Frog or toad? Frogs often have long legs that are good for hopping, skin that is smooth and moist, and special pads on their toes that help them climb. Toads, on the other hand, are more heavyset with shorter legs, and usually have drier skin, often with warty-looking bumps. Frogs are more likely to live in or near water than toads. The word "frog" can include both frogs and toads, as some frogs may not live near water and some toads have smooth skin.
Can you get warts from holding a toad? No! But you can die from holding a frog—if it's a poison frog! Some of these bright little South American frogs are so toxic that one drop of their skin secretions can kill an adult human. But don’t worry, as these toxins need to enter the bloodstream to cause you harm, and those in zoos are not toxic because they don’t eat the poisonous insects found in the wild that are required to produce the toxin.
When you look at a frog or a toad, you'll notice that it doesn't seem to have a neck. Practically speaking, this is true. Most frog and toad species have large, protruding eyes so they can see in most directions. They can also hop around to look in another direction. But they can't turn their head like we can, since their neck is almost non-existent.
Adult frogs and toads have two main color schemes. Each one signals a different survival technique. Those with bright colors (like poison frogs) advertise their presence and warn potential predators that their skin is toxic. Those with mottled green or brown colors are camouflaged so predators have a hard time finding them. Some species employ both strategies, such as the Oriental fire-bellied toad, which is green on top but red on the bottom. When disturbed, these toads bend upward to display their red belly and warn predators of their toxic skin.
Toads have additional survival techniques as well. If a predator is after a toad, the toad can puff itself up so it looks too big to swallow. Most toads can also secrete a burning milky toxin from a gland, called the parotoid gland, behind their eyes!
Most frogs and toads are great at hopping any which way. Powerful muscles in a frog’s back legs give it distance while pushing off from whatever surfaces it’s leaping from. Generally, the longer the frog’s back legs are, the farther it can hop. Hopping is a great way to escape from danger quickly. Some frogs prefer to walk or run rather than hop, especially those living in grasslands, and aquatic frogs use their swimming skills to make a quick getaway.
HABITAT AND DIET
Frogs and toads are found in nearly every type of habitat, almost everywhere on Earth except Antarctica. Frogs don’t have fur, feathers, or scales on their skin. Instead, they have a moist and permeable skin layer covered with mucous glands; this allows them to breathe through their skin in addition to their lungs. They can also absorb water through wet surfaces and are vulnerable to water loss through the skin in dry conditions. The thin layer of mucous keeps the skin moist and protects it from scratches.
Frogs need fresh water for their skin, so most live in aquatic or swampy habitats. There are always exceptions, though: the Australian water-holding frog is a desert dweller that burrows deep into the ground to keep from drying out.
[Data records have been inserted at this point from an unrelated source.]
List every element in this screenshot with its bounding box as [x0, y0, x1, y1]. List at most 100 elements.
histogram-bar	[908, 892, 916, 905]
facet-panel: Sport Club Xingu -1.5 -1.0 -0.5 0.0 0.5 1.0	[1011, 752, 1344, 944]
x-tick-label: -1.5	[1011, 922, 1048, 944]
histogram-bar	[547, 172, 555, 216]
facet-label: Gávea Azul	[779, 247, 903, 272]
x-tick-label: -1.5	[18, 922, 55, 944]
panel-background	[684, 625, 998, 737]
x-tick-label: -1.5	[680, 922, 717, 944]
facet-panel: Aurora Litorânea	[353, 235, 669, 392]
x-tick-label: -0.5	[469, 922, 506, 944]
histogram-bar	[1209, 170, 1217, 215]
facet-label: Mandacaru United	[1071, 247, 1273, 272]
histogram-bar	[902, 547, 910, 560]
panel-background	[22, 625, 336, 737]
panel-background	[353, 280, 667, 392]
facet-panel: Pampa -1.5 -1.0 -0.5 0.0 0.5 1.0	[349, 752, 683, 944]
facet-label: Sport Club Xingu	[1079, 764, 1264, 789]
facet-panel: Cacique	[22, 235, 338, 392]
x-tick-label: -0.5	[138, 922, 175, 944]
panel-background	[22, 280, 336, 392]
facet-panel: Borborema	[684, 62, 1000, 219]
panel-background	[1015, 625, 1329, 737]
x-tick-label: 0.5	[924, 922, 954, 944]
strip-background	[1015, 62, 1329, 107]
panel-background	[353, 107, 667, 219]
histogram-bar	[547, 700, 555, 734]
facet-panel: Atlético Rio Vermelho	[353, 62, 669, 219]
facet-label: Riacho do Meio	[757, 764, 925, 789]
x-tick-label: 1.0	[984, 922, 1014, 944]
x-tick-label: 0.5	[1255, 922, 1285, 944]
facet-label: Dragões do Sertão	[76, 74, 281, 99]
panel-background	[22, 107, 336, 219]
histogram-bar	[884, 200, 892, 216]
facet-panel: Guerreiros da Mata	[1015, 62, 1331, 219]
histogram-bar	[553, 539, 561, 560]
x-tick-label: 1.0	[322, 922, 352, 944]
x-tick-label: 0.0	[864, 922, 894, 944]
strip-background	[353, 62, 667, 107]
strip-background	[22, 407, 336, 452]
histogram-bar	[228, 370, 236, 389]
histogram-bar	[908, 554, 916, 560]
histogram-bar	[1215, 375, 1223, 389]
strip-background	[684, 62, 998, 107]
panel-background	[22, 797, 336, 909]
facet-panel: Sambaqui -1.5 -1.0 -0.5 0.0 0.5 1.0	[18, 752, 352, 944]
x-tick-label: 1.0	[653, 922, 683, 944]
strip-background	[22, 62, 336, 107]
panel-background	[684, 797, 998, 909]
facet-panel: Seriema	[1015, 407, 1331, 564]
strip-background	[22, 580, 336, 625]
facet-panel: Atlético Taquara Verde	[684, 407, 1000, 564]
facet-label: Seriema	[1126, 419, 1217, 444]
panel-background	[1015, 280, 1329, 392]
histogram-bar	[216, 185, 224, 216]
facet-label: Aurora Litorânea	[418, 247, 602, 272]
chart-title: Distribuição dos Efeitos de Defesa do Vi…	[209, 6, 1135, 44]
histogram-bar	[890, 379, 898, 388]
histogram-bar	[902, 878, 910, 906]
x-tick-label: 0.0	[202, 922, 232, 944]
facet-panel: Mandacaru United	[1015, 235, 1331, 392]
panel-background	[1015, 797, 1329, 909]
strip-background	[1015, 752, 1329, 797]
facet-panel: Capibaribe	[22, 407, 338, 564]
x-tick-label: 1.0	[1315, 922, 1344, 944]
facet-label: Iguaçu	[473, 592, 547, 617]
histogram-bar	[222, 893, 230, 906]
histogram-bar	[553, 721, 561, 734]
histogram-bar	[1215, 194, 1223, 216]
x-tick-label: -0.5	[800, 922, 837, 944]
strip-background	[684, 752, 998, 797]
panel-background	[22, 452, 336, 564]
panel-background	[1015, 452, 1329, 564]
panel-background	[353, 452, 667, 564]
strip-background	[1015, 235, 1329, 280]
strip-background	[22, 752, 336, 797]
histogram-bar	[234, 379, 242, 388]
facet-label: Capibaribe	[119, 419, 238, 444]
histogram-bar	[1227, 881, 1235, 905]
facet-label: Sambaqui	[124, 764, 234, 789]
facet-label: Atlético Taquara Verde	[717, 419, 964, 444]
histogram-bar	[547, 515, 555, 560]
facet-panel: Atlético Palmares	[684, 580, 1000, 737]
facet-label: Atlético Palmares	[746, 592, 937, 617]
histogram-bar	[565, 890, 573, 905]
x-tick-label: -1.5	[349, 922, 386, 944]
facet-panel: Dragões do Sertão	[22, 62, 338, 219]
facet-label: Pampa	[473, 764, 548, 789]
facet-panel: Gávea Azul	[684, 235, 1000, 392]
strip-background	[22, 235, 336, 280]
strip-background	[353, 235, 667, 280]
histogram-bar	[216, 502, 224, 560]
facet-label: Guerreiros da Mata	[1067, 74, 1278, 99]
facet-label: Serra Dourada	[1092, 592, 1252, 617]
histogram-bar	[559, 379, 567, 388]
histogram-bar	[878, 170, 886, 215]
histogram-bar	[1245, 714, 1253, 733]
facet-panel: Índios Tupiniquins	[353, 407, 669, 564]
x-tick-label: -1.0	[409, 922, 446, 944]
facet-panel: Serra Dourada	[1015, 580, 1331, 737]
The waxy tree frog, found in the arid Gran Chaco of South America, produces a waxy substance that it rubs all over its skin to prevent evaporation.
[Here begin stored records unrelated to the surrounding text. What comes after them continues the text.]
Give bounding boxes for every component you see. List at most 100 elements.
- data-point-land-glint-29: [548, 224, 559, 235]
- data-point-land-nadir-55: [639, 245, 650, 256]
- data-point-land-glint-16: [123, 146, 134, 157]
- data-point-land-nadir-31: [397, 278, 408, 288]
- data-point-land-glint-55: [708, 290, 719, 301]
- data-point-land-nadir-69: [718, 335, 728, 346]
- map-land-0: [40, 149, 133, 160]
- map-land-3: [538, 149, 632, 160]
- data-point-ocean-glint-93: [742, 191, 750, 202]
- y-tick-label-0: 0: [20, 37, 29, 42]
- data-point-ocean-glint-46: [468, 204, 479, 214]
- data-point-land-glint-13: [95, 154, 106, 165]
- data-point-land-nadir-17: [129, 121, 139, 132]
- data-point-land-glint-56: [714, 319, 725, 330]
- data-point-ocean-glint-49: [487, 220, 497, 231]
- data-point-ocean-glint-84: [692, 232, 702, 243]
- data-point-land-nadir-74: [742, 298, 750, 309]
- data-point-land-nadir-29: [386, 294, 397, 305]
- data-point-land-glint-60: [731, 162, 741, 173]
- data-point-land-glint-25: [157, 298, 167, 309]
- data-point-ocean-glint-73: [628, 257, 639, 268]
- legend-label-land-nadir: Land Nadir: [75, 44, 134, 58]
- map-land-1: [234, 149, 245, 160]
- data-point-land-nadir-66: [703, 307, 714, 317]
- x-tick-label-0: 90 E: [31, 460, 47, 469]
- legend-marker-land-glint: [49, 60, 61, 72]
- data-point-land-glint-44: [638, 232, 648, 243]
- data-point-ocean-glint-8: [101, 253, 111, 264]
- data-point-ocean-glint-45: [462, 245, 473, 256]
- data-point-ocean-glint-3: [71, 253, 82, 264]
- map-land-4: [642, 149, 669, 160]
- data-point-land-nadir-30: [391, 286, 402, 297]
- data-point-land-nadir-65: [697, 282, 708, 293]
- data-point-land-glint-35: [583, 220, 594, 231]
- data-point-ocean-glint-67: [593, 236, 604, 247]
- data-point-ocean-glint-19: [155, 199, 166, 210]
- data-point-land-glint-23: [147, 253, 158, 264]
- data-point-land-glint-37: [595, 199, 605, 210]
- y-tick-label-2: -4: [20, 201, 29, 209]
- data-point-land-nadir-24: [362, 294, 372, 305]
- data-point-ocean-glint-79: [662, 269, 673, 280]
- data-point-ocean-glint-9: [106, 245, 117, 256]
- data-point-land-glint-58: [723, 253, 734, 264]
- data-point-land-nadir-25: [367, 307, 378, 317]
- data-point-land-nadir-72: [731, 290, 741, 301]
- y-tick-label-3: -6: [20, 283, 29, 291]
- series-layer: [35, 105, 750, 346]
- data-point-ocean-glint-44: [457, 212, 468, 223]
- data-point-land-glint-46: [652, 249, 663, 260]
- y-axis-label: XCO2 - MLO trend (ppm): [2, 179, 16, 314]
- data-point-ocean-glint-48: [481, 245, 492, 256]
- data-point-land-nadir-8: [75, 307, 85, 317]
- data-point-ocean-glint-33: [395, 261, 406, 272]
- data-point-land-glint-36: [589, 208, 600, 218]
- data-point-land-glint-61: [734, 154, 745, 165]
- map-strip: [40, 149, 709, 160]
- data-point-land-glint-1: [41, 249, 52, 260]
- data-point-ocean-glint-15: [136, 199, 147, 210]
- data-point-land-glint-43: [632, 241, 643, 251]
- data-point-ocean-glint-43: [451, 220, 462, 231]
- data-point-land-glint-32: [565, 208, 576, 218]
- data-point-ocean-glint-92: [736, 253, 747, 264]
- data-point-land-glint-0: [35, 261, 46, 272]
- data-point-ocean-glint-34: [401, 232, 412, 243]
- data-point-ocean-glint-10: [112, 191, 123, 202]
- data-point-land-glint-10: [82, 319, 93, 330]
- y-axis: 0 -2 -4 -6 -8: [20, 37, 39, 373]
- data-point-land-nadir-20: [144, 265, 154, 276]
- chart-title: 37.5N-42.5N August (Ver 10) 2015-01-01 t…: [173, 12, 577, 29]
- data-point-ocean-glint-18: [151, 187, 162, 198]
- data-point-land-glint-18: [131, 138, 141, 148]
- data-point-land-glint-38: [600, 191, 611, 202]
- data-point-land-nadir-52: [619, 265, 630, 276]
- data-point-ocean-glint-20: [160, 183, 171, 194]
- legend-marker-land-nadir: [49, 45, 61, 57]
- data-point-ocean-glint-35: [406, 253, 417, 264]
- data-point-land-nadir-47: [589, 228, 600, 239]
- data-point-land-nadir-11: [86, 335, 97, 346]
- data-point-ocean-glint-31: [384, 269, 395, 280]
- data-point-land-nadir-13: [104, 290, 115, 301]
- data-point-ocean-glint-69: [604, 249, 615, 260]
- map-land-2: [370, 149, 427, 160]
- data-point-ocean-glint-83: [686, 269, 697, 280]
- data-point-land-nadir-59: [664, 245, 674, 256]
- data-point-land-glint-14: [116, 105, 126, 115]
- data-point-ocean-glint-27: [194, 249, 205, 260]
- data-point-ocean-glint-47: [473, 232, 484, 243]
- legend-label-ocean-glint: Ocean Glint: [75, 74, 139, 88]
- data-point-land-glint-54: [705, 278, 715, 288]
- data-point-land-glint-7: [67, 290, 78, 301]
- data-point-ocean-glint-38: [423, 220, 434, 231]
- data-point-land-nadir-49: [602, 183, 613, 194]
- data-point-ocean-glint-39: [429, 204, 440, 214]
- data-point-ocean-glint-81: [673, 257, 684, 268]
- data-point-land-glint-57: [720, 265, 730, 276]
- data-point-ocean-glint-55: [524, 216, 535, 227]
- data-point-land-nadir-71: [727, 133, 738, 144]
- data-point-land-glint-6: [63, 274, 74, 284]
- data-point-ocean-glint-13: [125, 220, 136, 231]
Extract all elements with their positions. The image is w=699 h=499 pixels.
Most frogs and toads eat insects, spiders, worms, and slugs. Some of the larger species chow down on mice, birds, and even other small reptiles and amphibians. At the San Diego Zoo and San Diego Zoo Safari Park, our frogs and toads are fed crickets, worms, fruit flies, or mice.
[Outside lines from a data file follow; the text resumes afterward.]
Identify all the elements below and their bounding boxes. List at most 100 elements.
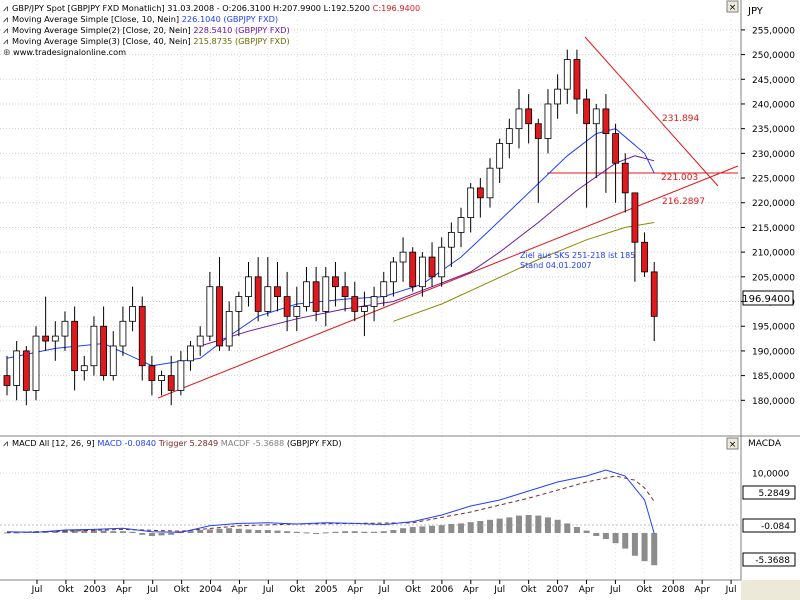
- candle: [641, 232, 648, 277]
- candle-body-down: [534, 123, 542, 139]
- legend-ma10: Moving Average Simple [Close, 10, Nein] …: [12, 14, 278, 24]
- panel-close-button[interactable]: [726, 0, 739, 13]
- time-axis: Jul Okt 2003 Apr Jul Okt 2004 Apr Jul Okt 2005 Apr J…: [31, 580, 737, 595]
- candle-body-down: [216, 286, 223, 347]
- candle: [303, 266, 310, 312]
- candle-body-up: [61, 320, 69, 337]
- x-tick-label: Okt: [289, 585, 305, 595]
- histogram-bar: [81, 529, 88, 533]
- candle-body-down: [22, 350, 30, 391]
- candle: [476, 178, 484, 218]
- histogram-bar: [148, 533, 155, 536]
- histogram-bar: [535, 515, 542, 533]
- histogram-bar: [419, 526, 426, 533]
- candle: [312, 266, 320, 322]
- y-tick-label: 195,0000: [752, 323, 795, 333]
- histogram-bar: [342, 531, 349, 533]
- candle-body-up: [13, 350, 21, 386]
- candle-body-up: [225, 311, 233, 347]
- histogram-bar: [564, 523, 571, 533]
- histogram-bar: [293, 531, 300, 533]
- histogram-bar: [544, 517, 551, 533]
- histogram-bar: [110, 531, 117, 533]
- ma40-line: [393, 222, 655, 322]
- x-tick-label: Apr: [116, 585, 132, 595]
- candle-body-up: [264, 286, 272, 312]
- histogram-bar: [525, 515, 532, 533]
- histogram-bar: [361, 531, 368, 533]
- candle: [100, 306, 107, 381]
- price-axis-title: JPY: [747, 6, 764, 17]
- candle: [361, 291, 368, 337]
- legend-ma40-value: 215.8735 (GBPJPY FXD): [193, 36, 289, 46]
- candle-body-down: [525, 108, 533, 125]
- histogram-bar: [255, 530, 262, 533]
- legend-ma20-value: 228.5410 (GBPJPY FXD): [193, 25, 289, 35]
- candle: [3, 355, 11, 396]
- x-tick-label: Apr: [579, 585, 595, 595]
- legend-price-close: C:196.9400: [373, 3, 421, 13]
- candle-body-down: [621, 162, 629, 194]
- main-legend: ⩘ GBP/JPY Spot [GBPJPY FXD Monatlich] 31…: [3, 3, 420, 58]
- candle-body-up: [515, 108, 523, 130]
- histogram-bar: [245, 529, 252, 533]
- histogram-bar: [322, 532, 329, 534]
- legend-ma40: Moving Average Simple(3) [Close, 40, Nei…: [12, 36, 290, 46]
- level-216-label: 216.2897: [662, 197, 705, 207]
- candle: [51, 321, 59, 361]
- candle-body-down: [409, 251, 417, 288]
- x-tick-label: Jul: [31, 585, 43, 595]
- macd-legend-prefix: MACD All [12, 26, 9]: [12, 438, 97, 448]
- candle: [167, 355, 175, 406]
- x-tick-label: Okt: [521, 585, 537, 595]
- histogram-bar: [303, 532, 310, 534]
- candle-body-down: [602, 108, 610, 134]
- histogram-bar: [13, 532, 20, 534]
- y-tick-label: 210,0000: [752, 249, 795, 259]
- y-tick-label: 190,0000: [752, 347, 795, 357]
- histogram-bar: [129, 531, 136, 533]
- histogram-bar: [400, 528, 407, 533]
- chart-annotations: 231.894 221.003 216.2897 Ziel aus SKS 25…: [520, 114, 705, 270]
- candle: [32, 326, 40, 401]
- candle: [447, 222, 455, 267]
- candle: [496, 138, 504, 183]
- candle-body-up: [158, 375, 165, 381]
- candle-body-down: [476, 187, 484, 199]
- candle-body-down: [641, 241, 648, 273]
- candle-body-down: [100, 325, 107, 377]
- candle: [341, 271, 349, 312]
- candle: [418, 252, 426, 297]
- histogram-bar: [351, 531, 358, 533]
- candle: [71, 306, 79, 391]
- candle-body-up: [361, 306, 368, 312]
- candle-body-down: [42, 335, 50, 342]
- candle: [332, 262, 339, 307]
- candle-body-down: [631, 192, 639, 243]
- histogram-bar: [612, 533, 619, 544]
- legend-price-text: GBP/JPY Spot [GBPJPY FXD Monatlich] 31.0…: [12, 3, 373, 13]
- y-tick-label: 185,0000: [752, 372, 795, 382]
- candle-body-up: [563, 59, 571, 90]
- candle-body-down: [583, 98, 590, 125]
- histogram-bar: [100, 530, 107, 533]
- x-tick-label: Okt: [405, 585, 421, 595]
- candle: [650, 262, 658, 342]
- candle: [486, 158, 494, 208]
- candle: [245, 262, 252, 307]
- candle-body-down: [612, 133, 619, 164]
- histogram-bar: [390, 530, 397, 533]
- legend-price: GBP/JPY Spot [GBPJPY FXD Monatlich] 31.0…: [12, 3, 420, 13]
- histogram-bar: [332, 531, 339, 533]
- macd-panel-close-button[interactable]: [726, 437, 739, 450]
- macd-tick-label: 10,0000: [752, 470, 789, 480]
- legend-ma40-text: Moving Average Simple(3) [Close, 40, Nei…: [12, 36, 193, 46]
- candle-body-up: [80, 365, 88, 372]
- legend-ma20-text: Moving Average Simple(2) [Close, 20, Nei…: [12, 25, 193, 35]
- candle: [293, 286, 301, 332]
- histogram-bar: [554, 519, 561, 533]
- histogram-bar: [313, 533, 320, 534]
- scroll-corner[interactable]: [741, 580, 800, 600]
- candle-body-down: [351, 296, 359, 312]
- legend-ma40-icon: ⩘: [3, 37, 8, 47]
Frogs and toads are responsible for keeping a large part of the world's insect population under control. In some cases, however, their appetites can be a problem. Latin American cane toads were introduced to Australia in 1935 to kill sugarcane beetles. But instead of beetles, the toads preferred to eat native frogs, small marsupials, and snakes. Not only that, but they poisoned everything that tried to eat them, including rare animals like Tasmanian devils and pet dogs! Since cane toads lay more than 50,000 eggs at a time, they turned into bigger pests than the beetles they were supposed to get rid of.